Robert,
I apologize given I misread your first post, thought the air units were fine....my mistake, sorry I sent you looking for a small breaker box in the bay.
Fred asked the right question, there must be a 12V fuse or resettable breaker that feeds the thermostat circuit along with the awning. Maybe someone knows where that might be. I am puzzled about the awning given mine works on 120V but maybe yours is powered by 12V and has a common fuse. That would make sense given that the motor on the awning was being used, which would be a larger load then any thermostat, current wise. When the fuse blew it killed power to all three items being on a common circuit. So I would look behind the switch panel that runs the awning and in your manual to see if it mentions that fuse location.

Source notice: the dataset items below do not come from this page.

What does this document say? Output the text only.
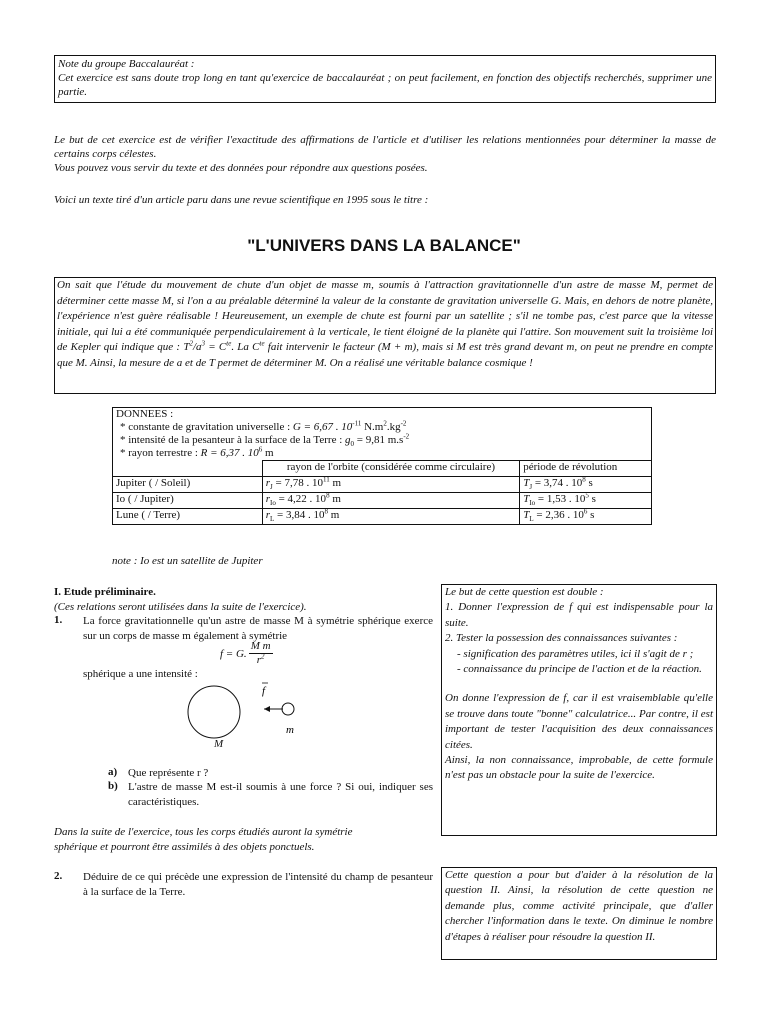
Note du groupe Baccalauréat :
Cet exercice est sans doute trop long en tant qu'exercice de baccalauréat ; on peut facilement, en fonction des objectifs recherchés, supprimer une partie.
Le but de cet exercice est de vérifier l'exactitude des affirmations de l'article et d'utiliser les relations mentionnées pour déterminer la masse de certains corps célestes.
Vous pouvez vous servir du texte et des données pour répondre aux questions posées.
Voici un texte tiré d'un article paru dans une revue scientifique en 1995 sous le titre :
"L'UNIVERS DANS LA BALANCE"
On sait que l'étude du mouvement de chute d'un objet de masse m, soumis à l'attraction gravitationnelle d'un astre de masse M, permet de déterminer cette masse M, si l'on a au préalable déterminé la valeur de la constante de gravitation universelle G. Mais, en dehors de notre planète, l'expérience n'est guère réalisable ! Heureusement, un exemple de chute est fourni par un satellite ; s'il ne tombe pas, c'est parce que la vitesse initiale, qui lui a été communiquée perpendiculairement à la verticale, le tient éloigné de la planète qui l'attire. Son mouvement suit la troisième loi de Kepler qui indique que : $T^2/a^3 = C^{te}$. La $C^{te}$ fait intervenir le facteur (M + m), mais si M est très grand devant m, on peut ne prendre en compte que M. Ainsi, la mesure de a et de T permet de déterminer M. On a réalisé une véritable balance cosmique !
DONNEES :
* constante de gravitation universelle : G = 6,67 . $10^{-11}$ $N.m^2.kg^{-2}$
* intensité de la pesanteur à la surface de la Terre : $g_0 = 9,81$ $m.s^{-2}$
* rayon terrestre : R = 6,37 . $10^6$ m		

	rayon de l'orbite (considérée comme circulaire)	période de révolution
Jupiter ( / Soleil)	$r_J = 7,78$ . $10^{11}$ m	$T_J = 3,74$ . $10^8$ s
Io ( / Jupiter)	$r_{Io} = 4,22$ . $10^8$ m	$T_{Io} = 1,53$ . $10^5$ s
Lune ( / Terre)	$r_L = 3,84$ . $10^8$ m	$T_L = 2,36$ . $10^6$ s
note : Io est un satellite de Jupiter
I. Etude préliminaire.
(Ces relations seront utilisées dans la suite de l'exercice).
1. La force gravitationnelle qu'un astre de masse M à symétrie sphérique exerce sur un corps de masse m également à symétrie
sphérique a une intensité :
f = G. $\frac{\text{M m}}{r^2}$
f
m
M
a) Que représente r ?
b) L'astre de masse M est-il soumis à une force ? Si oui, indiquer ses caractéristiques.
Dans la suite de l'exercice, tous les corps étudiés auront la symétrie sphérique et pourront être assimilés à des objets ponctuels.
2. Déduire de ce qui précède une expression de l'intensité du champ de pesanteur à la surface de la Terre.
Le but de cette question est double :
1. Donner l'expression de f qui est indispensable pour la suite.
2. Tester la possession des connaissances suivantes :
- signification des paramètres utiles, ici il s'agit de r ;
- connaissance du principe de l'action et de la réaction.
On donne l'expression de f, car il est vraisemblable qu'elle se trouve dans toute "bonne" calculatrice... Par contre, il est important de tester l'acquisition des deux connaissances citées.
Ainsi, la non connaissance, improbable, de cette formule n'est pas un obstacle pour la suite de l'exercice.
Cette question a pour but d'aider à la résolution de la question II. Ainsi, la résolution de cette question ne demande plus, comme activité principale, que d'aller chercher l'information dans le texte. On diminue le nombre d'étapes à réaliser pour résoudre la question II.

Maybe someone knows and can post that info or a call to Ken at Bend.
If you wanted to be sure about the air units getting 120V you could go to your main 120V breaker panel, pull the cover and measure the output side of the air conditioner breakers to ground and confirm 120V. There is no real need to do this given your failure mode, all other 120V circuits are working and the 120V for the airs come from separate 120V legs. The legs are fine given all other things are working and the chances of two 120V breakers failing together is zero.
If a plus 12V source is near your thermostat and a wire could be temporarily run, you could locate the 12V feed wire on the thermostat, remove it, and use a temporary 12v wire to power up your thermostat to get cooling until that fuse can be found.